MELHS trailed by 19 points at halftime, but rallied for a 71-66 victory over Triad at Rich Mason Gymnasium.

Metro had 21 turnovers while the host team had 19. But 11 of Triad’s turnovers came in the third quarter, when the Knights whittled an 11-point halftime deficit to one point.

“We’ve got to buy into the fact that the ball has to take a certain turn and we can’t just play free-wheeling basketball,” Metro coach Anthony Smith said. “In the first half, we were doing all the things that we talked about that we don’t want to do.

“You have to do things out of the offense. From there, the rest of it will take care of itself. In the second half, we looked like a different team.”

The win was the fifth in a row for MELHS, which improved to 8-3.

The loss dropped Triad to 5-4.

“This is one of the more disappointing losses of my career,” Triad coach Josh Hunt said. “They obviously amped up the pressure a little bit, but I thought we took some bad shots and some selfish shots.

“They turned us over quite a bit. We didn’t do a very good job of handling their pressure.”

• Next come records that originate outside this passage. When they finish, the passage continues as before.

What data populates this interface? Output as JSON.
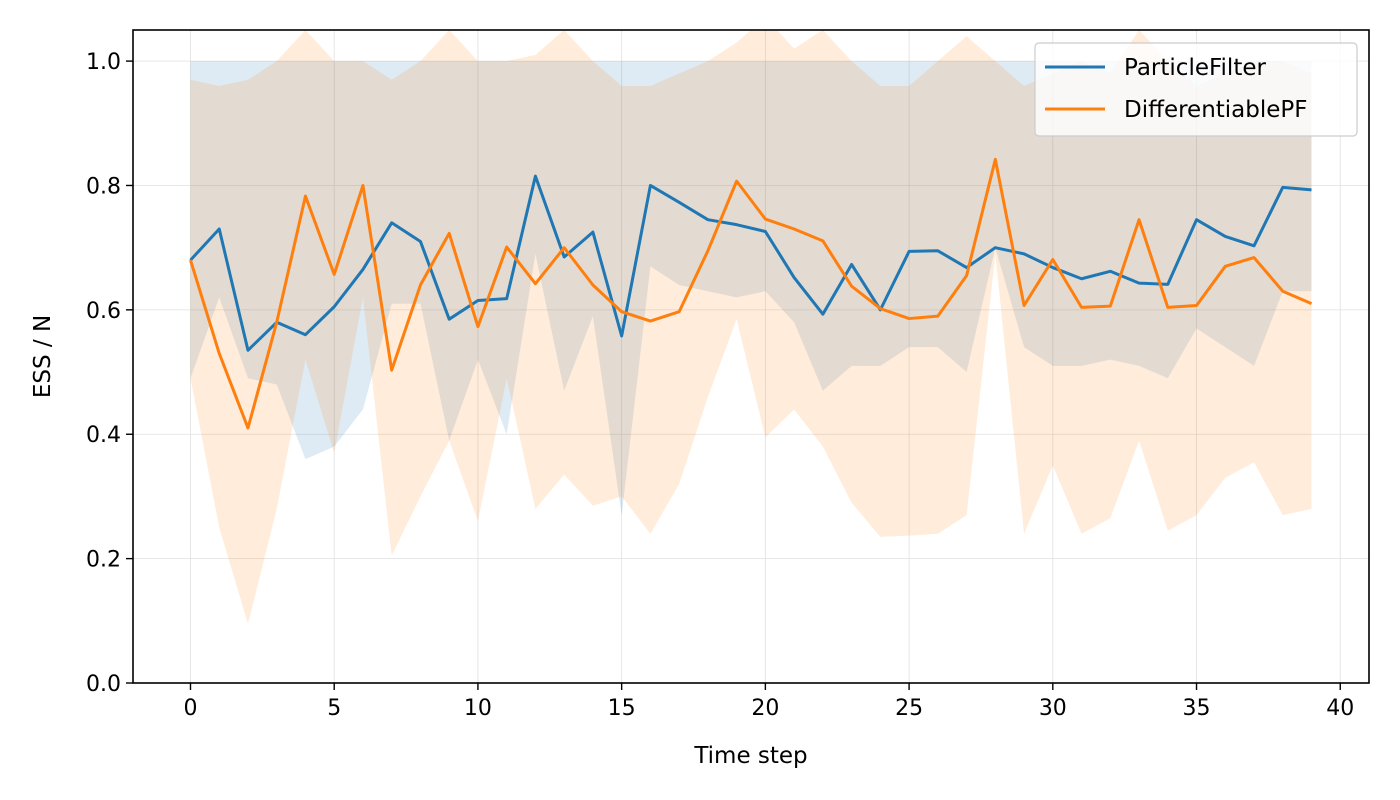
{
  "chart_data": {
    "type": "line",
    "xlabel": "Time step",
    "ylabel": "ESS / N",
    "xlim": [
      -2,
      41
    ],
    "ylim": [
      0.0,
      1.05
    ],
    "xticks": [
      0,
      5,
      10,
      15,
      20,
      25,
      30,
      35,
      40
    ],
    "xtick_labels": [
      "0",
      "5",
      "10",
      "15",
      "20",
      "25",
      "30",
      "35",
      "40"
    ],
    "yticks": [
      0.0,
      0.2,
      0.4,
      0.6,
      0.8,
      1.0
    ],
    "ytick_labels": [
      "0.0",
      "0.2",
      "0.4",
      "0.6",
      "0.8",
      "1.0"
    ],
    "grid": true,
    "legend_position": "top-right",
    "x": [
      0,
      1,
      2,
      3,
      4,
      5,
      6,
      7,
      8,
      9,
      10,
      11,
      12,
      13,
      14,
      15,
      16,
      17,
      18,
      19,
      20,
      21,
      22,
      23,
      24,
      25,
      26,
      27,
      28,
      29,
      30,
      31,
      32,
      33,
      34,
      35,
      36,
      37,
      38,
      39
    ],
    "series": [
      {
        "name": "ParticleFilter",
        "color": "#1f77b4",
        "values": [
          0.68,
          0.73,
          0.535,
          0.58,
          0.56,
          0.605,
          0.665,
          0.74,
          0.71,
          0.585,
          0.615,
          0.618,
          0.815,
          0.685,
          0.725,
          0.558,
          0.8,
          0.773,
          0.745,
          0.737,
          0.726,
          0.652,
          0.593,
          0.673,
          0.6,
          0.694,
          0.695,
          0.668,
          0.7,
          0.69,
          0.668,
          0.65,
          0.662,
          0.643,
          0.641,
          0.745,
          0.718,
          0.703,
          0.797,
          0.793
        ],
        "band_lower": [
          0.49,
          0.62,
          0.49,
          0.48,
          0.36,
          0.38,
          0.44,
          0.61,
          0.61,
          0.39,
          0.52,
          0.4,
          0.69,
          0.47,
          0.59,
          0.27,
          0.67,
          0.64,
          0.63,
          0.62,
          0.63,
          0.58,
          0.47,
          0.51,
          0.51,
          0.54,
          0.54,
          0.5,
          0.7,
          0.54,
          0.51,
          0.51,
          0.52,
          0.51,
          0.49,
          0.57,
          0.54,
          0.51,
          0.63,
          0.63
        ],
        "band_upper": [
          1.0,
          1.0,
          1.0,
          1.0,
          1.0,
          1.0,
          1.0,
          1.0,
          1.0,
          1.0,
          1.0,
          1.0,
          1.0,
          1.0,
          1.0,
          1.0,
          1.0,
          1.0,
          1.0,
          1.0,
          1.0,
          1.0,
          1.0,
          1.0,
          1.0,
          1.0,
          1.0,
          1.0,
          1.0,
          1.0,
          1.0,
          1.0,
          1.0,
          1.0,
          1.0,
          1.0,
          1.0,
          1.0,
          1.0,
          1.0
        ]
      },
      {
        "name": "DifferentiablePF",
        "color": "#ff7f0e",
        "values": [
          0.68,
          0.53,
          0.41,
          0.58,
          0.783,
          0.657,
          0.8,
          0.503,
          0.64,
          0.723,
          0.573,
          0.701,
          0.642,
          0.7,
          0.64,
          0.597,
          0.582,
          0.597,
          0.695,
          0.807,
          0.746,
          0.73,
          0.711,
          0.638,
          0.602,
          0.586,
          0.59,
          0.655,
          0.842,
          0.607,
          0.681,
          0.604,
          0.606,
          0.745,
          0.604,
          0.607,
          0.67,
          0.684,
          0.63,
          0.61
        ],
        "band_lower": [
          0.49,
          0.25,
          0.095,
          0.28,
          0.52,
          0.37,
          0.62,
          0.205,
          0.3,
          0.39,
          0.26,
          0.49,
          0.28,
          0.335,
          0.285,
          0.3,
          0.24,
          0.32,
          0.46,
          0.585,
          0.395,
          0.44,
          0.38,
          0.29,
          0.235,
          0.237,
          0.24,
          0.27,
          0.69,
          0.24,
          0.35,
          0.24,
          0.265,
          0.39,
          0.245,
          0.27,
          0.33,
          0.355,
          0.27,
          0.28
        ],
        "band_upper": [
          0.97,
          0.96,
          0.97,
          1.0,
          1.05,
          1.0,
          1.0,
          0.97,
          1.0,
          1.05,
          1.0,
          1.0,
          1.01,
          1.05,
          1.0,
          0.96,
          0.96,
          0.98,
          1.0,
          1.03,
          1.07,
          1.02,
          1.05,
          1.0,
          0.96,
          0.96,
          1.0,
          1.04,
          1.0,
          0.96,
          0.98,
          1.0,
          0.98,
          1.05,
          1.0,
          0.96,
          0.98,
          1.0,
          1.0,
          0.98
        ]
      }
    ]
  }
}
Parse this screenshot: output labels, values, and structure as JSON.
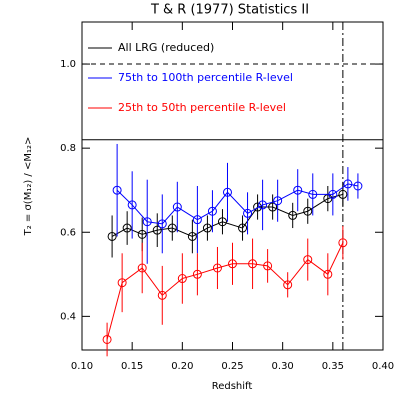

Triad took its biggest lead of the game, 33-14, with 4:45 remaining in the second quarter.

Metro’s comeback actually started after that, as MELHS pulled within 34-25 on a free throw by A.J. Smith with 40 seconds left.

A layup by former MELHS player Jonah Ogden gave Triad a 36-25 lead at halftime.

With four minutes remaining in the third quarter, Metro took its first lead at 40-39 on a steal and a layup by Jason Williams, who had a career-high 27 points.

“We just couldn’t keep (Williams) in front of us,” Hunt said. “To their kids’ credit, they didn’t quit. When look back at the film, I think we’re going to regret some of the decisions we made and some of the things we did tonight.”

During the first four minutes of the quarter, Triad committed six turnovers, with MELHS converting them into six points.

After Metro took the lead on Williams’ basket, Triad answered with an 8-0 run to go up 47-40.

MELHS came back with a 7-0 run of its own to tie the score at 47-47, including three consecutive layups by Jonah Wilson.

At the end of the quarter, Triad was clinging to a 50-49 lead, with Metro scoring 12 points off turnovers during the eight-minute stretch.

A layup by DaMonte Bean, off a steal by Williams, gave MELHS a 60-55 lead with 4:49 remaining in the fourth quarter.

Two free throws by Cooper Krone gave Metro its biggest lead, 64-56, with 2:47 to play.

Triad pulled within 64-62 with 1:43 to play on a pair of free throws by Nate Winslow, but couldn’t come back all the way.

“Our defensive effort definitely turned it around for us,” Bean said. “We were moving the ball more and running through our offense and getting stops.

“In the first half, I think we just came out lackadaisical and not moving the ball. We were throwing up some bad shots.”

Metro spent much of the game trying to come back from an awful first quarter.

An 8-0 Triad run made the score 12-4 midway through the first quarter, and a 12-0 run pushed Triad’s lead to 25-8 early in the second quarter.

“When we do things we’re not supposed to do and turn the ball over, it sticks out like a sore thumb,” Smith said. “In the first half, we looked like a sore thumb.”

MELHS shot 59 percent (26 off 44) from 2-point range, including 75 percent (18 of 24) in the second half. Many of those baskets came on layups after steals.

Metro was 1 of 8 from 3-point range.

Triad shot 54 percent (20 of 37) from 2-point range but only 20 percent (4 of 20) from 3-point range.

Wilson had 18 points for MELHS while Bean added 15 points.

Luke Cox led Triad with 27 points. Sam Yager and Winslow added 12 and 10 points, respectively.

Metro doesn’t play again until Dec. 26, when it faces Nashville at 10:30 a.m. in the first round of pool play at the Mater Dei Christmas Tournament.

The Knights, who were 0-5 at the tournament last year, drew the No. 10 seed in the 10-team event event despite their winning record this season.

“They gave us the No. 10 seed, but that’s alright,” Smith said. “We’ll be ready to go for that first game on Wednesday morning.”